The Islamic State has warned Britain of an attack more severe than the Paris assaults, saying the country will receive the “lion’s share” of the slaughter for its “declaration of war against Muslims”.
The IS has issued the warning in the latest edition of its Arabic newspaper ‘al-Naba’ (The News).
According to ‘The Sunday Times’, the article eulogises Mohammed Emwazi, the British murderer dubbed Jihadi John who was killed by a US drone strike. It said “his words will never die” and that his message of slaughter did not end “with the blood of the soldiers of the caliphate who sent it to France in their own special way”.
Britain will receive the “lion’s share” of the slaughter “in response to its declaration of war against the Muslims”, the group said in reference to last month’s UK Parliament vote on airstrikes against IS in Syria.
An attack on Britain will be so severe, it claims, “that it will turn children’s hair to white”.

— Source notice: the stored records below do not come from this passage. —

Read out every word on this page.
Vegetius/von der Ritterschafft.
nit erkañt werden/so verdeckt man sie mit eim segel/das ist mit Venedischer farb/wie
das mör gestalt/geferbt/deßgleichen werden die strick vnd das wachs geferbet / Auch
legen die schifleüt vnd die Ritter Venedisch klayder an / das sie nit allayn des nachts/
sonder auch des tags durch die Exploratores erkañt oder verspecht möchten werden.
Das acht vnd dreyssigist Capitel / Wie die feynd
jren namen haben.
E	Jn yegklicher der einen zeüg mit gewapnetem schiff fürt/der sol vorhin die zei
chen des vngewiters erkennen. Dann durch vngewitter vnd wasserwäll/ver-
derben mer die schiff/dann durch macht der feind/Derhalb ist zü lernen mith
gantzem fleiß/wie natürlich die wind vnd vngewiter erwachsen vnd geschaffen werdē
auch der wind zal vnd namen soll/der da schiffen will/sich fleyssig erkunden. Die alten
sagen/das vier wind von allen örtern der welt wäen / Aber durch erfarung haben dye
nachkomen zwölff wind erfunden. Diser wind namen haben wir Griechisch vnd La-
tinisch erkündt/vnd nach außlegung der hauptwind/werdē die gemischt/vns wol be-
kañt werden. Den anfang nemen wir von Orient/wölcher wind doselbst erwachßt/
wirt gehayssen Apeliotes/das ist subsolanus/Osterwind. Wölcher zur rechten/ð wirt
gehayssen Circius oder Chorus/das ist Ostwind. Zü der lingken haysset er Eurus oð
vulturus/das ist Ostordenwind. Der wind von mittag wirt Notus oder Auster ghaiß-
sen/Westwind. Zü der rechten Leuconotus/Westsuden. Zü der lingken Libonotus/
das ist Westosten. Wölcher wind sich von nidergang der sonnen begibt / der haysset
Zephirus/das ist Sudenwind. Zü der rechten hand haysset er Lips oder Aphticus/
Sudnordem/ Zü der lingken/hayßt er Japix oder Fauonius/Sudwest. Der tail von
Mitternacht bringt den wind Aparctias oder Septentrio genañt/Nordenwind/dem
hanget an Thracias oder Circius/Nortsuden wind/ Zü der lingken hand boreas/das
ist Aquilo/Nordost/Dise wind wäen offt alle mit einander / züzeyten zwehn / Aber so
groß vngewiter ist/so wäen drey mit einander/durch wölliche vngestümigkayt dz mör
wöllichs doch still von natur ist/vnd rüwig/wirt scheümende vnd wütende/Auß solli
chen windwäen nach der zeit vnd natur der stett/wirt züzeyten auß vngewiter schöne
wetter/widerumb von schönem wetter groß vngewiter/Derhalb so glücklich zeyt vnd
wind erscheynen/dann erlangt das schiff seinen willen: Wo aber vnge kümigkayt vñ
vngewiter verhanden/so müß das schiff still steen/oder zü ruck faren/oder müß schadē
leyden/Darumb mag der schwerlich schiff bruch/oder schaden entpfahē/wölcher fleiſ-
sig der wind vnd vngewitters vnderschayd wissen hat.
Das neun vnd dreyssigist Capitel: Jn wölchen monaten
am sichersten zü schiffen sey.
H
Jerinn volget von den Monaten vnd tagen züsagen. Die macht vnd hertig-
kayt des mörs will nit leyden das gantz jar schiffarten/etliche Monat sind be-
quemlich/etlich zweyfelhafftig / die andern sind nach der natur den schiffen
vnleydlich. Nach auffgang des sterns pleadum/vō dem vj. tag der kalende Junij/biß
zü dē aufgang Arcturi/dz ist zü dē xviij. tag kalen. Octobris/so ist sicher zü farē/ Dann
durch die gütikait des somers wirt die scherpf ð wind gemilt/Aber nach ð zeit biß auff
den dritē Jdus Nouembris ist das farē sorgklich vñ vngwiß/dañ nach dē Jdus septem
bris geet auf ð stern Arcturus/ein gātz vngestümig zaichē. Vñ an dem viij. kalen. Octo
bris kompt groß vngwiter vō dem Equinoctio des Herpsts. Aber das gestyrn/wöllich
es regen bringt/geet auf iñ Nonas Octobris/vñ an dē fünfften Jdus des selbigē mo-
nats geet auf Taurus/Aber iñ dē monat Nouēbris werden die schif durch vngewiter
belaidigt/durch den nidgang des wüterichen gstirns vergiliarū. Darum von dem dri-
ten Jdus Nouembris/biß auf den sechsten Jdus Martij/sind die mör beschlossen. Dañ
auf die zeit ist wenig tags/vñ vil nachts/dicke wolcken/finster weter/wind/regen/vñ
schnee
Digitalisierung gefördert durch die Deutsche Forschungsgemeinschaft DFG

The warning refers to a Quranic verse outlining the horrors of the Judgement Day. IS had released a video last week that featured nine of the Paris attackers, including ringleader Abdelhamid Abaaoud.
By examining the montage frame by frame, ‘The Sunday Times’ has identified a string of potential targets, including Buckingham Palace and the National Gallery in central London. A palace spokesperson said, “We never comment on security matters.”
The National Gallery in Trafalgar Square is visited by more than 6 million people a year. The fact that IS may have the gallery in its sights is reinforced by a new Europol report that says the terrorist group prefers “soft targets with a potential to cause mass casualties”. “We routinely monitor and review our security procedures,” the gallery said. Scotland Yard said, “We want the public to be alert, not alarmed.
The current threat level across the UK from international terrorism remains at severe, meaning an attack is highly likely.” “UK police and security and intelligence services are working tirelessly to confront this terrorist threat and keep the public safe,” it said.